Derek William Randall (born 24 February 1951) is an English former cricketer, who played first-class cricket for Nottinghamshire and Tests and ODIs for England in the late 1970s and early 1980s. He was a part of the English squad that finished as runners-up at the 1979 Cricket World Cup.

Known to cricketing colleagues and fans as "Arkle" after the racehorse, but always "Rags" to himself, he was one of the Wisden Cricketers of the Year in 1980. He won plaudits for his talent in the covers, won his Nottinghamshire cap in 1973 and went on to score 28,456 runs in all first-class cricket. Randall batted for the successful Nottinghamshire team of the 1980s, twice winning the County Championship in 1981 and 1987.

With his team needing eighteen to win from the final over of the 1985 NatWest Trophy final, he hit sixteen from the first five balls, only to be caught in the outfield from the final delivery. He did finish on the winning side in the final of the same tournament two years later, and in the final of the Benson and Hedges Cup in 1989.

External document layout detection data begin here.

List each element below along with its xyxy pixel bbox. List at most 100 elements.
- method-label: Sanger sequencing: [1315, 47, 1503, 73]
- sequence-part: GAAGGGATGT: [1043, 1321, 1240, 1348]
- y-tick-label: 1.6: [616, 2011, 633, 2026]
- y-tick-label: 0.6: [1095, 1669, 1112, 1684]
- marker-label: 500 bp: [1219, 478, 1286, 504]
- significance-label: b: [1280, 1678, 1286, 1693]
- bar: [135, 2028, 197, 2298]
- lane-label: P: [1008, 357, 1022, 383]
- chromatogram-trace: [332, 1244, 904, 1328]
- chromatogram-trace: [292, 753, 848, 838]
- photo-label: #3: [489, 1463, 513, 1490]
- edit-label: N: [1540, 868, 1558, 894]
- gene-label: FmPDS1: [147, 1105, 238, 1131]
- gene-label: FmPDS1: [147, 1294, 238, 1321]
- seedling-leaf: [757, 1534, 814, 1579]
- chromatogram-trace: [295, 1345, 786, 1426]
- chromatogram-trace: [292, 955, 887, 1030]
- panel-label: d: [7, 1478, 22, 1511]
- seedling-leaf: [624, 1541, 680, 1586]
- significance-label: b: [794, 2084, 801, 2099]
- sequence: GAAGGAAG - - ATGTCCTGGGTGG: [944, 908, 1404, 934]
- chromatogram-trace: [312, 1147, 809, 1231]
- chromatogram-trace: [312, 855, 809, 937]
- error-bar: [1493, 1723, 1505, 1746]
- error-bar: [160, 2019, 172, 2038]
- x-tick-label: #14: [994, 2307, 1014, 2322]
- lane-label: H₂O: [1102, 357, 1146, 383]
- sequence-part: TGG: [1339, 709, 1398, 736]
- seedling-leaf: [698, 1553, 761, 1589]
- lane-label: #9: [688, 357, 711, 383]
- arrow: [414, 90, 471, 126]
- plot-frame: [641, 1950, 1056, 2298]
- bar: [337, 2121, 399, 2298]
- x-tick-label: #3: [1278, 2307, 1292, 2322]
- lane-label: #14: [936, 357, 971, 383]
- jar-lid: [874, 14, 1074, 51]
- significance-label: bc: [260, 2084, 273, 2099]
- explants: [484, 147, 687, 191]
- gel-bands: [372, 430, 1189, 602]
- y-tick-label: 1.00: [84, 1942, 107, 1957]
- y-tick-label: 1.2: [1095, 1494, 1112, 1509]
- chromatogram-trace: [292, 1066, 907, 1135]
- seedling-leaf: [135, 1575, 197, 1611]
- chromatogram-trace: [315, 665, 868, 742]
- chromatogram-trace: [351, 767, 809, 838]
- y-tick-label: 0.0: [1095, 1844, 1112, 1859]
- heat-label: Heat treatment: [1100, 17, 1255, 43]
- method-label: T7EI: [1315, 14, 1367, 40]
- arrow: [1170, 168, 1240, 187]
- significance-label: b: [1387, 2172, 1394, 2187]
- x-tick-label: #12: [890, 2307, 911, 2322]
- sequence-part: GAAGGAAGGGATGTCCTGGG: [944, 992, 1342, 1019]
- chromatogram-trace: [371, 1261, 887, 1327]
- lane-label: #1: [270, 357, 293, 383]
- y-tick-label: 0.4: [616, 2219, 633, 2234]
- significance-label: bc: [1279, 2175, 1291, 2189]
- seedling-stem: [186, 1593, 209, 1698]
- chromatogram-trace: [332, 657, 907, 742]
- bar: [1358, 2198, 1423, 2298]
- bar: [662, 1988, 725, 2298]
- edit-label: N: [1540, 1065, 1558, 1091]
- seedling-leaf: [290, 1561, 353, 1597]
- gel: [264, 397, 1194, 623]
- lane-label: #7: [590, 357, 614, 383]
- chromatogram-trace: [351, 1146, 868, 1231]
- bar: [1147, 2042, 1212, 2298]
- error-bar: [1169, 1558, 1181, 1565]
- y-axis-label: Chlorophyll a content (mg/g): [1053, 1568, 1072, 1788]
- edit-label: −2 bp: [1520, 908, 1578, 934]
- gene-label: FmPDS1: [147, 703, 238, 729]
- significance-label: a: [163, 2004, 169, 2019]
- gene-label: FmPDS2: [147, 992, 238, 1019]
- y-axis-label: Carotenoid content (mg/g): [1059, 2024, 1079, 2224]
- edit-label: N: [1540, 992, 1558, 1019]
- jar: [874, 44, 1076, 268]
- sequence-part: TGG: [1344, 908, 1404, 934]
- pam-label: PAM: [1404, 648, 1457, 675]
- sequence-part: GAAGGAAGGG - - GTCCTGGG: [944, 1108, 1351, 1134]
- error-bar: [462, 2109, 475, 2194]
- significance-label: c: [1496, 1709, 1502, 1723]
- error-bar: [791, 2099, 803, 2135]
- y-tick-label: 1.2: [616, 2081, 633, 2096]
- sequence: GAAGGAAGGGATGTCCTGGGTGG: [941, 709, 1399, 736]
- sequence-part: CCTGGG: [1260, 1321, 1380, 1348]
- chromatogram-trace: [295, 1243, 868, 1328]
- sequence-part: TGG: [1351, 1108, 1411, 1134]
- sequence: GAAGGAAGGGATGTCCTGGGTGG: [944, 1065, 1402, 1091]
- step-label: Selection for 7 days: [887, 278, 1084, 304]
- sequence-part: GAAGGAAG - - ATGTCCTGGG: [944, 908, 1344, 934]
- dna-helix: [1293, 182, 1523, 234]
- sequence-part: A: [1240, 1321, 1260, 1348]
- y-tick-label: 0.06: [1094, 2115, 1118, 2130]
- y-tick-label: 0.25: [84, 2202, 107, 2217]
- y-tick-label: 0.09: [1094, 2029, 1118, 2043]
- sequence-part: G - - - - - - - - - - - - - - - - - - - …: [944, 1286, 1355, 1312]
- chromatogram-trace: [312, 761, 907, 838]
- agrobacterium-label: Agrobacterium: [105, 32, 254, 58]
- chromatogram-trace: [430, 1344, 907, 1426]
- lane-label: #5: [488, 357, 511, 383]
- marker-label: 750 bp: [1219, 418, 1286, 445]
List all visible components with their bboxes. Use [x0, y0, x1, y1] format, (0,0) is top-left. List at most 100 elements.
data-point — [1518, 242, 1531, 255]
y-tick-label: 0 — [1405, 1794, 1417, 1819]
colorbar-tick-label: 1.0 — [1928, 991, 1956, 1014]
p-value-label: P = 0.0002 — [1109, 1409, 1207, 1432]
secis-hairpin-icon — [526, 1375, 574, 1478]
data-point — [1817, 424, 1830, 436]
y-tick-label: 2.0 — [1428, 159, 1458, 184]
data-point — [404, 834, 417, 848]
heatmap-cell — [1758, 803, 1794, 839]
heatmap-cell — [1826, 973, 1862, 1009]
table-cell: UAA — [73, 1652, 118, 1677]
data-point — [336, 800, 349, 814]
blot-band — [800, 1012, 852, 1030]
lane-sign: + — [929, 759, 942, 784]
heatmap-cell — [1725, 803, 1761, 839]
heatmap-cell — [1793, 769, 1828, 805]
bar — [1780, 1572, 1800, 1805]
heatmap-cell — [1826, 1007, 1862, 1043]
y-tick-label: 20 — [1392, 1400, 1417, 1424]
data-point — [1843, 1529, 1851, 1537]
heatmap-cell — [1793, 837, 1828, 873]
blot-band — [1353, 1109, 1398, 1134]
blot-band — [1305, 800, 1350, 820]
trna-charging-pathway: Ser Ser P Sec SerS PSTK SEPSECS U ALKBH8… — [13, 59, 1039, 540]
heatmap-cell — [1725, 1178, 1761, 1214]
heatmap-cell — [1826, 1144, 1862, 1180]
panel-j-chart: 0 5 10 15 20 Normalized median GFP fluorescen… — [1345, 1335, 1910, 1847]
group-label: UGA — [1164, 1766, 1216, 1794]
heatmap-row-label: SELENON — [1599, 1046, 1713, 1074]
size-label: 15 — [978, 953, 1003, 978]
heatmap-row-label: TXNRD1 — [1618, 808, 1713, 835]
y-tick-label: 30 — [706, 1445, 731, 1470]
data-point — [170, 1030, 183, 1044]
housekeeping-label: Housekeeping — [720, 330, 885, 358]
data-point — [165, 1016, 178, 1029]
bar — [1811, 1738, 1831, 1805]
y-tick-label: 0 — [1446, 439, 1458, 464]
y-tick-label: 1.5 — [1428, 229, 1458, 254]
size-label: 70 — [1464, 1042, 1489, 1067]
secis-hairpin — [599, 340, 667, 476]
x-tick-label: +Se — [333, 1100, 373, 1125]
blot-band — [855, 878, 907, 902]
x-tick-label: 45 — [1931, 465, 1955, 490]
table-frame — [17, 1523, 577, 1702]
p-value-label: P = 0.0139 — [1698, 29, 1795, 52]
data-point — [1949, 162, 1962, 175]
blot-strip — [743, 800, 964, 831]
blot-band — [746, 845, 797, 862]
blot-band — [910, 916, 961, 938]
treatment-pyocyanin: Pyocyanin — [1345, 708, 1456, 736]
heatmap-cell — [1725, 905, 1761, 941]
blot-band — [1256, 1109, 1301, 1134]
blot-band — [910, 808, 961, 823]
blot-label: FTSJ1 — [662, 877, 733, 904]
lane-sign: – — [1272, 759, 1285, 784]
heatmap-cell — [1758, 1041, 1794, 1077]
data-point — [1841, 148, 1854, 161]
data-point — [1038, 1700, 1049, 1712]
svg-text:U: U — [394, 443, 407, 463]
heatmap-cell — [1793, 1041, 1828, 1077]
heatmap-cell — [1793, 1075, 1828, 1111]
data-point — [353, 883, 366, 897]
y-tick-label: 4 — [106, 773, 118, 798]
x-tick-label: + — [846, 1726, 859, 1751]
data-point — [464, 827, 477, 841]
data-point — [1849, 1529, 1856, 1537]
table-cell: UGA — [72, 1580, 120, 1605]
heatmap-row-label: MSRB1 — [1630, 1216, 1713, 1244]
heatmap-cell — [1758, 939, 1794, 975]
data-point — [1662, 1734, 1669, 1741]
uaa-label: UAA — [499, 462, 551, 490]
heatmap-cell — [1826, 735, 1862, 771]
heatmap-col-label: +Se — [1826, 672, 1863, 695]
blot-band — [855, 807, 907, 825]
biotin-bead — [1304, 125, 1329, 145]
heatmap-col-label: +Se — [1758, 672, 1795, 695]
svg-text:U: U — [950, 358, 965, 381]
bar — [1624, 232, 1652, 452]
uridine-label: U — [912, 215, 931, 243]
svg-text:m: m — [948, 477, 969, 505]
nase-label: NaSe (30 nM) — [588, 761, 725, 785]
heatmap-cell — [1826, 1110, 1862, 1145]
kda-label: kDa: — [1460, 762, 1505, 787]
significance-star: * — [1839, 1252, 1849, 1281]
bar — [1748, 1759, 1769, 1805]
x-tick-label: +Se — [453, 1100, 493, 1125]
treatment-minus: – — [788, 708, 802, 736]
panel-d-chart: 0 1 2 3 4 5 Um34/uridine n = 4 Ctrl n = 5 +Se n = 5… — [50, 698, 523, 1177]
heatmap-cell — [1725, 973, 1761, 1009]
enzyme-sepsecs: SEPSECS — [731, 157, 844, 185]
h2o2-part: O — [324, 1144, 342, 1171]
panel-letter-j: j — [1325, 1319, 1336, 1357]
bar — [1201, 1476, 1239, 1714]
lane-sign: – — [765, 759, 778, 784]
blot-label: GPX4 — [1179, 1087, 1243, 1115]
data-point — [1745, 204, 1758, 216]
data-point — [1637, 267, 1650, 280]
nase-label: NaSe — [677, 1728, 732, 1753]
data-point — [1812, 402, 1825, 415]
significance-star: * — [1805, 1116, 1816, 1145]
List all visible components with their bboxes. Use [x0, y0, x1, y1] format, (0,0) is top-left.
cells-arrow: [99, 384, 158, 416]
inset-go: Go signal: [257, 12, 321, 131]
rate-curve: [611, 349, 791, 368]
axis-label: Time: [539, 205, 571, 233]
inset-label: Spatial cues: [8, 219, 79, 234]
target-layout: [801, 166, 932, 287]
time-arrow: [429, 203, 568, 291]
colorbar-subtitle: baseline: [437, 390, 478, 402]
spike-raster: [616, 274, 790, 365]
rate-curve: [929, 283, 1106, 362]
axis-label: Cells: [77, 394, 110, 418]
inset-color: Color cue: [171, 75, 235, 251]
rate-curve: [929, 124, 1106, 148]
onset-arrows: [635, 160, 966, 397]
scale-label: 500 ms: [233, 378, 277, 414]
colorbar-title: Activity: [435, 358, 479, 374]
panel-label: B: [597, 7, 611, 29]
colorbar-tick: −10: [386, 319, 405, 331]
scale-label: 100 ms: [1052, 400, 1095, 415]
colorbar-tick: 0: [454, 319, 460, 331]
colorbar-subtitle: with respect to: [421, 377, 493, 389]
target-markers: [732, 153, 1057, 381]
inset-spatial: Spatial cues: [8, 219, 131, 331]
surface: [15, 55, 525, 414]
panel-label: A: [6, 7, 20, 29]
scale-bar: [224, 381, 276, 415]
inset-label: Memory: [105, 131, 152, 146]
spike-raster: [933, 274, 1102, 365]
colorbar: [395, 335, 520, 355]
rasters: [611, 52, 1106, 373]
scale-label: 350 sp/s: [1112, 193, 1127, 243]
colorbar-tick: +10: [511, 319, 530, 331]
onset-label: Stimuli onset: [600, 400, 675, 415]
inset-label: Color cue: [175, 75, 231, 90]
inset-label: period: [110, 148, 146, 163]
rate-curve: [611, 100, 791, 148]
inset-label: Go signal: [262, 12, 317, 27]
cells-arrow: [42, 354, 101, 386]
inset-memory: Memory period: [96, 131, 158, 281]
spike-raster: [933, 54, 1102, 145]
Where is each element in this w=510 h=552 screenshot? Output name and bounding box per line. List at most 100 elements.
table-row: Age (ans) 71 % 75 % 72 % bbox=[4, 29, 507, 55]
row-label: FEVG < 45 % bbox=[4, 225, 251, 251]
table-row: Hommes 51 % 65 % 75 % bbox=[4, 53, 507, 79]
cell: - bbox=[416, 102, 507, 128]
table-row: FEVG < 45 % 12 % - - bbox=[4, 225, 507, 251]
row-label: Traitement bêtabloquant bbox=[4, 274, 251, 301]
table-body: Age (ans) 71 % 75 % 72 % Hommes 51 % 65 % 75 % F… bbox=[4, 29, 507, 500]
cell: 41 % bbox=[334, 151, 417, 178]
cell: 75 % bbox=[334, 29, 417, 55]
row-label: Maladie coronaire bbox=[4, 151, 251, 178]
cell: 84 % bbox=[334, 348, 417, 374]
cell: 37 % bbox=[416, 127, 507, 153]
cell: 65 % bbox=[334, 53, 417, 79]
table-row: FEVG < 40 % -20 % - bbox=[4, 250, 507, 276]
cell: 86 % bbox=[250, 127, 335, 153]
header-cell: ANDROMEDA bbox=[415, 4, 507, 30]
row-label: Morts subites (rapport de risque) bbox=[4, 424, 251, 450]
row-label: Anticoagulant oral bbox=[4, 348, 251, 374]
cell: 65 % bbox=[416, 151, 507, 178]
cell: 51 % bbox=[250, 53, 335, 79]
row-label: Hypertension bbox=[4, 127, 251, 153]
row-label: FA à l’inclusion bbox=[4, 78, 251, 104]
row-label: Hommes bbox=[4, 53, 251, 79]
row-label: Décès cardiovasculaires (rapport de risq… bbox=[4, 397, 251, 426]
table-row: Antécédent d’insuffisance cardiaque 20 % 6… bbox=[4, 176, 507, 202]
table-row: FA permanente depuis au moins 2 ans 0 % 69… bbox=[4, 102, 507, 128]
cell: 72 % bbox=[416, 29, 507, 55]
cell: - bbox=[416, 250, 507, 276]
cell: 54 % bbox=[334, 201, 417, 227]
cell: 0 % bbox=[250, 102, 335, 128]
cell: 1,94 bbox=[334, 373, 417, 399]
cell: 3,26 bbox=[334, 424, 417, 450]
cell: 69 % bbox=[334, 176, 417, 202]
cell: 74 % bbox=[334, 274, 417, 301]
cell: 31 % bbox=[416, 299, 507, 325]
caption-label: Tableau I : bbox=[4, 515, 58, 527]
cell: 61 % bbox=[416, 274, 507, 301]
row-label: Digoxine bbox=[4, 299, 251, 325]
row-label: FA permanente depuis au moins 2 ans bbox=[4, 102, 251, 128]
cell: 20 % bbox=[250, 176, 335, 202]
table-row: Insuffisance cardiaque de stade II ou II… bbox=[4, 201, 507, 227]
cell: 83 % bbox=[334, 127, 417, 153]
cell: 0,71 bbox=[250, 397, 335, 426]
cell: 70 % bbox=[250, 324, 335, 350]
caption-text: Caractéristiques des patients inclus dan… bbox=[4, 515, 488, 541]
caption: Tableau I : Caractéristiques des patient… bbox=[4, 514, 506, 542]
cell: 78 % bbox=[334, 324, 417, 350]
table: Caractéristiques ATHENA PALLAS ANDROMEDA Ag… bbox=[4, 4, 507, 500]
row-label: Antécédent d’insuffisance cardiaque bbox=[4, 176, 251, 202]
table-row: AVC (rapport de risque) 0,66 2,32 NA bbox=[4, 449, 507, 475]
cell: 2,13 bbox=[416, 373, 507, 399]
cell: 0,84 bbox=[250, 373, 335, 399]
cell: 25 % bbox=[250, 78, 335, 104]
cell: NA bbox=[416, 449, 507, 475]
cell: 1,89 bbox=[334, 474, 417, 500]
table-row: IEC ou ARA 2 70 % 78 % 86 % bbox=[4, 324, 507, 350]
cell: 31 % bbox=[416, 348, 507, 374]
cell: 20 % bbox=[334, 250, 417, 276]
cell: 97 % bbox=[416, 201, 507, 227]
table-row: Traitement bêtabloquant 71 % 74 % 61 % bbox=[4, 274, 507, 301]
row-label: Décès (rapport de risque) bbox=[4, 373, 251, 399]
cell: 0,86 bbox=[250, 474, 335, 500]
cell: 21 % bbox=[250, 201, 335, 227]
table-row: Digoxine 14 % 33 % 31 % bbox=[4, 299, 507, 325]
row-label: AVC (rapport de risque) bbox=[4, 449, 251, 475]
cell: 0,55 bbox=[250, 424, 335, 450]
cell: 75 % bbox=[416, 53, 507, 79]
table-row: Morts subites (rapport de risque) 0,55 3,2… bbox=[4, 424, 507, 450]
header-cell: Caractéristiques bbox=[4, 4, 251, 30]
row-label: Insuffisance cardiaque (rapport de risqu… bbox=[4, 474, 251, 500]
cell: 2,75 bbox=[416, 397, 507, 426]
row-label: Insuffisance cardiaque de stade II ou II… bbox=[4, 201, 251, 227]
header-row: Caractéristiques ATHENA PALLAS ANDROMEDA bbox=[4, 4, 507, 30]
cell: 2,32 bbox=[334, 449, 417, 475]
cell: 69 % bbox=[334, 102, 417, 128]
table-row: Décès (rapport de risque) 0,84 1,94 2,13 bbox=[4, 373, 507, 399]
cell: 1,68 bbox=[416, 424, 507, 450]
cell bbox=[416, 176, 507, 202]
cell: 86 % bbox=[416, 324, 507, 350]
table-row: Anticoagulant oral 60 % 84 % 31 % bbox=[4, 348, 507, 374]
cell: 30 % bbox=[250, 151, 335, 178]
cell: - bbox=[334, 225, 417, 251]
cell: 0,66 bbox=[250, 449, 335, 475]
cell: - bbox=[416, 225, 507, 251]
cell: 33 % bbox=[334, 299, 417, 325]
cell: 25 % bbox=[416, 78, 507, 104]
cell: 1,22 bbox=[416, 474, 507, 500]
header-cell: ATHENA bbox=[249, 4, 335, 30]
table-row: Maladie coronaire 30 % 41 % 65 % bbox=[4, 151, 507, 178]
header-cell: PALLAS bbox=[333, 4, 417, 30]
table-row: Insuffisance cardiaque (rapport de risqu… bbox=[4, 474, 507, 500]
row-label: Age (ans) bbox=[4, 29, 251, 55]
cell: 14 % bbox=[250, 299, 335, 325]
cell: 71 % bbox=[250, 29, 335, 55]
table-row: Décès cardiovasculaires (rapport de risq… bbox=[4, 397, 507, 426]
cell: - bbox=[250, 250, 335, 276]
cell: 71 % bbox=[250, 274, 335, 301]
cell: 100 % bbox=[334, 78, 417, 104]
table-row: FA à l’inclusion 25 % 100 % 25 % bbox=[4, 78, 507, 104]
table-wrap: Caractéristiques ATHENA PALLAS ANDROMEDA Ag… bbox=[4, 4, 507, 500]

He compiled fifty-two hundreds in all, and made 209 and 146 in the same game against Middlesex in 1979, a feat unequalled at Trent Bridge. Later he turned out in Minor Counties cricket for Suffolk, playing in the NatWest Trophy at the age of 49, and in a match for "Old Suffolk" in 2004.

International career

Randall made his one-day international debut against West Indies in 1976, and his Test debut in India a few months later. He made his first Test century during the Centenary Test, his fifth test at Melbourne. Randall here scored his highest test score, 174, against an Australian attack led by Dennis Lillee. He famously doffed his cap to Lillee, after narrowly evading a savage bouncer, stating, "No point in hitting me there, mate, there's nothing in it." Fortunately England still won the match, Randall scoring the winning run, and in the next Test at Headingley, Randall was involved in run-out action for the right reason. As Graham Holburn put it, Randall's "lightning run-out of Rick McCosker ... amazed all who witnessed it". In the same game Randall took the catch which clinched the Ashes, turning a cartwheel in celebration.